Il a coulé beaucoup d'eau sous les ponts depuis ses trois années avec les Remparts de 1976-1977 à 1978-1979. Il a joué 19 saisons dans la LNH, remportant la Coupe Stanley à six reprises. Après avoir été l'entraîneur-chef et le directeur général des Oilers, il en est maintenant le président.
«Je conserve de très bons souvenirs de mon séjour avec les Remparts. Je restais en pension chez la famille Giguère, et aussi chez M. et Mme Paquet. Lorsqu'on revenait, il y avait toujours deux ou trois tartes sur la table pour nous... Les Remparts n'étaient pas aussi populaires que ceux du temps de Lafleur, mais c'était quand même spécial de jouer pour eux. Ça doit être encore la même chose aujourd'hui», disait-il en faisant allusion à Marc-Édouard Vlasic, un produit de la seconde génération dont il note la fiabilité depuis plusieurs années.
Lowe avait été l'un des deux choix de première ronde des Remparts, l'autre étant Michel Goulet. Inséparables, ils avaient aussi été réclamés au premier tour du repêchage de la LNH en 1979, l'un au 20e rang par les Nordiques, l'autre au 21e par les Oilers.
À 19 ans, on l'avait nommé capitaine des Remparts. «J'étais assez intense, j'avais un mauvais tempérament», racontait-il en riant, ponctuant la discussion d'anecdotes, comme son fameux lancer frappé dans le vestiaire pour réveiller ses coéquipiers à l'occasion...
Il n'a pas oublié le plaisir de jouer sous les ordres de Ron Racette, qui était allé à la rencontre de la famille pour le convaincre de se pointer à Québec au lieu de se tourner vers le collège Loyola (maintenant l'Université Concordia), une tradition familiale chez cette famille de Lachute. À Québec, il a fréquenté le Collège St. Lawrence, mais devait s'y rendre avec le transport en commun parce que l'entraîneur interdisait à ses joueurs de conduire une voiture.
Coloc de Gretzky
Tout premier choix des Oilers, il s'est vite lié d'amitié avec un jeune blondinet portant le numéro 99. En fait, les deux coéquipiers ont partagé le même appartement à leur première saison dans la LNH.
«À la deuxième journée du camp, Wayne Gretzky m'avait demandé si je voulais qu'on se loue un logement ensemble. Je lui avais dit que je ne pensais même pas faire l'équipe. ''Ne t'inquiète pas pour ça'', qu'il m'avait répondu. Ce fut le début d'une belle relation avec lui.»
Plus tard, Gretzky a pris la direction de Los Angeles, leur chemin se séparant jusqu'en 2000, lorsque le téléphone de Kevin Lowe sonna. Au bout du fil, la Merveille.
«Il voulait que je travaille avec lui au sein de l'équipe canadienne. De tous mes souvenirs dans le hockey, c'est sûrement le plus beau. Qu'il me considère, ça me touchait beaucoup.»
Lowe en est à sa quatrième aventure olympique, mais aussi sa dernière. Il rêve d'une victoire contre la Russie en finale, lui qui a déjà affronté les Soviétiques de Tretiak en 1982 (Championnat mondial) et 1984 (Coupe Canada).
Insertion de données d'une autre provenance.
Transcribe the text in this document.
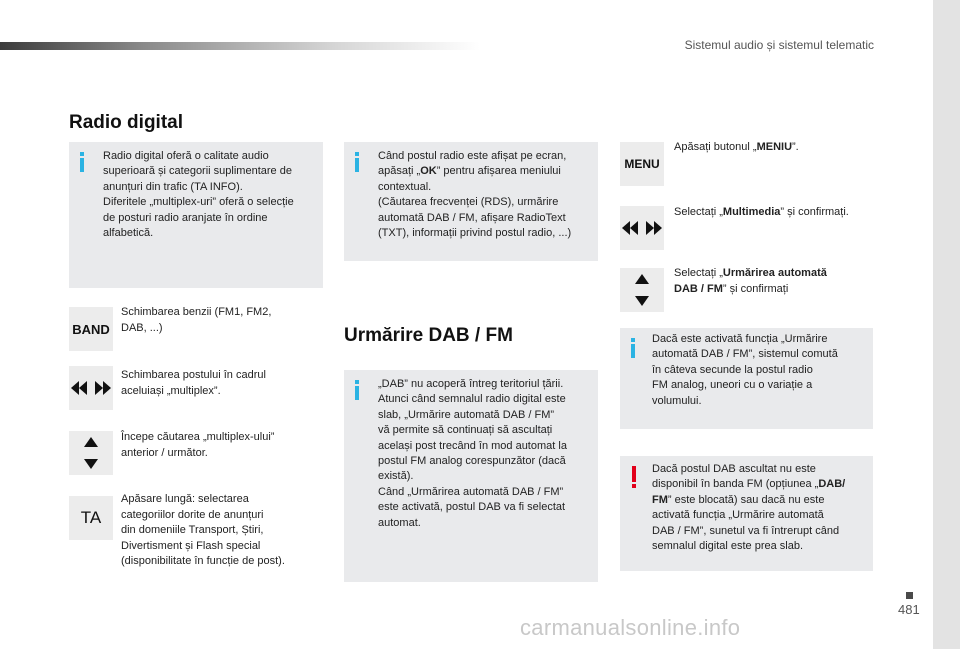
Sistemul audio și sistemul telematic
Radio digital
Radio digital oferă o calitate audio
superioară și categorii suplimentare de
anunțuri din trafic (TA INFO).
Diferitele „multiplex-uri” oferă o selecție
de posturi radio aranjate în ordine
alfabetică.
Când postul radio este afișat pe ecran,
apăsați „OK” pentru afișarea meniului
contextual.
(Căutarea frecvenței (RDS), urmărire
automată DAB / FM, afișare RadioText
(TXT), informații privind postul radio, ...)
BAND
Schimbarea benzii (FM1, FM2,
DAB, ...)
Schimbarea postului în cadrul
aceluiași „multiplex”.
Începe căutarea „multiplex-ului”
anterior / următor.
TA
Apăsare lungă: selectarea
categoriilor dorite de anunțuri
din domeniile Transport, Știri,
Divertisment și Flash special
(disponibilitate în funcție de post).
Urmărire DAB / FM
„DAB” nu acoperă întreg teritoriul țării.
Atunci când semnalul radio digital este
slab, „Urmărire automată DAB / FM”
vă permite să continuați să ascultați
același post trecând în mod automat la
postul FM analog corespunzător (dacă
există).
Când „Urmărirea automată DAB / FM”
este activată, postul DAB va fi selectat
automat.
MENU
Apăsați butonul „MENIU”.
Selectați „Multimedia” și confirmați.
Selectați „Urmărirea automată
DAB / FM” și confirmați
Dacă este activată funcția „Urmărire
automată DAB / FM”, sistemul comută
în câteva secunde la postul radio
FM analog, uneori cu o variație a
volumului.
Dacă postul DAB ascultat nu este
disponibil în banda FM (opțiunea „DAB/
FM” este blocată) sau dacă nu este
activată funcția „Urmărire automată
DAB / FM”, sunetul va fi întrerupt când
semnalul digital este prea slab.
481
carmanualsonline.info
Il s'informe de la construction du nouvel amphithéâtre de Québec et ne doute pas du retour de la LNH dans la Capitale. «J'ai tellement de souvenirs de votre ville, voilà pourquoi j'aimerais que ça revienne. Selon moi, ça va se faire.»
Ça donnera l'occasion à l'ancien des Remparts de revenir aux sources!